I wonder how many apps in the app store that use multithreading will suddenly break a lot more frequently because of the second core.[1] Rare, freak crashes and glitches could suddenly become unusably frequent. Maybe all apps submitted with SDK < 4.4 (or whatever) will be pinned to one CPU?
[1] most race conditions will only trigger on a uniprocessor system if preempted, which is fairly unlikely if the racy data accesses are close together.
Apple pretty heavily promotes using their concurrency frameworks (GCD, dispatch queues, etc.) that don't require the direct creation of threads by application code [1]. Do you think many applications ignore that and use threads on iOS anyway?
That doesn't really change anything. GCD still uses a thread-based concurrency model, and it's no more or less affected by race conditions than pthreads.
Also GCD is relatively new to iOS, and not the only concurrency API in Cocoa, so yes many apps will still be using (and will continue to use) traditional threads.
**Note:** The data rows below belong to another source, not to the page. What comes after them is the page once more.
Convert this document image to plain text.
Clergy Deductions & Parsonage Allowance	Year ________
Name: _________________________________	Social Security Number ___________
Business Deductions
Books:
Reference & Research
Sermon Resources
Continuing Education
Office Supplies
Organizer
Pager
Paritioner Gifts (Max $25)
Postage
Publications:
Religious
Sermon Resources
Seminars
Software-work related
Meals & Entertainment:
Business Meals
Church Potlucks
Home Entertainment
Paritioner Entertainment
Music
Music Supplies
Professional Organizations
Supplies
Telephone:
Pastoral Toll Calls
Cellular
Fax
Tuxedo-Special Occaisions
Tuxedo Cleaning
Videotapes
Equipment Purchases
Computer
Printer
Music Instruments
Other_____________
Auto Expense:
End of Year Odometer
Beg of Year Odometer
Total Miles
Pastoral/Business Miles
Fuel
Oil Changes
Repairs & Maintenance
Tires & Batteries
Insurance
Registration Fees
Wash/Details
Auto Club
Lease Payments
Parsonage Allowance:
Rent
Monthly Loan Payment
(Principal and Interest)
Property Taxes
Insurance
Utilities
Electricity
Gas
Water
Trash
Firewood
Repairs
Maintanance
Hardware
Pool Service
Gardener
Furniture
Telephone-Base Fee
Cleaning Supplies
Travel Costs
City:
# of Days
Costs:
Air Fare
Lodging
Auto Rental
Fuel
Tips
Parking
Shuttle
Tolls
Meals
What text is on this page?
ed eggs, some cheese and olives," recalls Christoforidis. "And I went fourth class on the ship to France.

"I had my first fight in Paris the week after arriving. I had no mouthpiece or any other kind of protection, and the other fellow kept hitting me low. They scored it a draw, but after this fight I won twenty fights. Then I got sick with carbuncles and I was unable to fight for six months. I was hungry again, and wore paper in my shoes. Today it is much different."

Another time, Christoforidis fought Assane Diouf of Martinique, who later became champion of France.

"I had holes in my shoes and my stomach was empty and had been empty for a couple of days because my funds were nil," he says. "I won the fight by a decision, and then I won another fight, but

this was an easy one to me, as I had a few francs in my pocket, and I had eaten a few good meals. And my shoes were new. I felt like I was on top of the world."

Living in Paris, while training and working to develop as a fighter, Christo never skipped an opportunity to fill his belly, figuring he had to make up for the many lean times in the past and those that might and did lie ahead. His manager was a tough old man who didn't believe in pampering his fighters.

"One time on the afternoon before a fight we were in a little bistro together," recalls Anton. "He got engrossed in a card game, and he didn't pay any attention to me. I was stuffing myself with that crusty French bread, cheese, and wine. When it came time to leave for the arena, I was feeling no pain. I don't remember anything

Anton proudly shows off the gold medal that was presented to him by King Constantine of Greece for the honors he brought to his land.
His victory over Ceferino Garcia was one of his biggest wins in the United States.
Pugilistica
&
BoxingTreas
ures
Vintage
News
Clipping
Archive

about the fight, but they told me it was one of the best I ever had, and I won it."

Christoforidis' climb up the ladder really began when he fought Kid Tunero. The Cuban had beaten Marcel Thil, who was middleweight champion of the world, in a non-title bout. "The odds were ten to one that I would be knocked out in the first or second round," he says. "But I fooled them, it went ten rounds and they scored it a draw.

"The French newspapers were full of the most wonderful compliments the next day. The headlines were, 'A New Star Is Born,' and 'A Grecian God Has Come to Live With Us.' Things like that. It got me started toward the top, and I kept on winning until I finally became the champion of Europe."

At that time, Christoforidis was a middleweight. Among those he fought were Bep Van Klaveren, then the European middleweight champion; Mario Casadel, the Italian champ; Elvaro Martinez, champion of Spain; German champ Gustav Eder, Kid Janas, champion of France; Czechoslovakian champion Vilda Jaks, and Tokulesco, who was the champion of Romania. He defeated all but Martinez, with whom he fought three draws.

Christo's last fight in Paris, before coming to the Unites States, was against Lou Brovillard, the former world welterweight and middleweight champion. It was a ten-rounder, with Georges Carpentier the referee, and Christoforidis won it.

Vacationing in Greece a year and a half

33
GCD is an abstraction that uses queues to communicate work items between pools of worker threads. It has much in common with the actor model in this regard. It doesn't immunize the programmer against race conditions, but it certainly does make them easier to avoid than using pthreads directly.
Unfortunately, work queues aren't a great abstraction for serialisisg access to a shared resource. Given that all iOS devices so far have had a single CPU core, most uses of threading will have been for things like network I/O, audio, or running larger computations in a non-UI-thread, rather than dispatching work items to many CPUs.
Furthermore, GCD has only been around since iOS 4.0, so if your app needs to be compatible to 3.x, you can't use it.
> Maybe all apps submitted with SDK < 4.4 (or whatever)
SDK < iOS5, likely, if they decide to play it safe (or some kind of attribute in the bundle). I highly doubt Apple is going to fork iOS again for no reason at all, 4.3 has yet to be released and iOS5 is 4-5 months away tops.
I feel it's too harsh to downvote you (so I didn't), but you've pretty much admitted that you don't have enough information to speculate - perhaps you shouldn't. It's not about system software supporting threads; it's about user code not being thread-safe in the presence of hardware parallelism. There are some multi-threading bugs that never show up without it.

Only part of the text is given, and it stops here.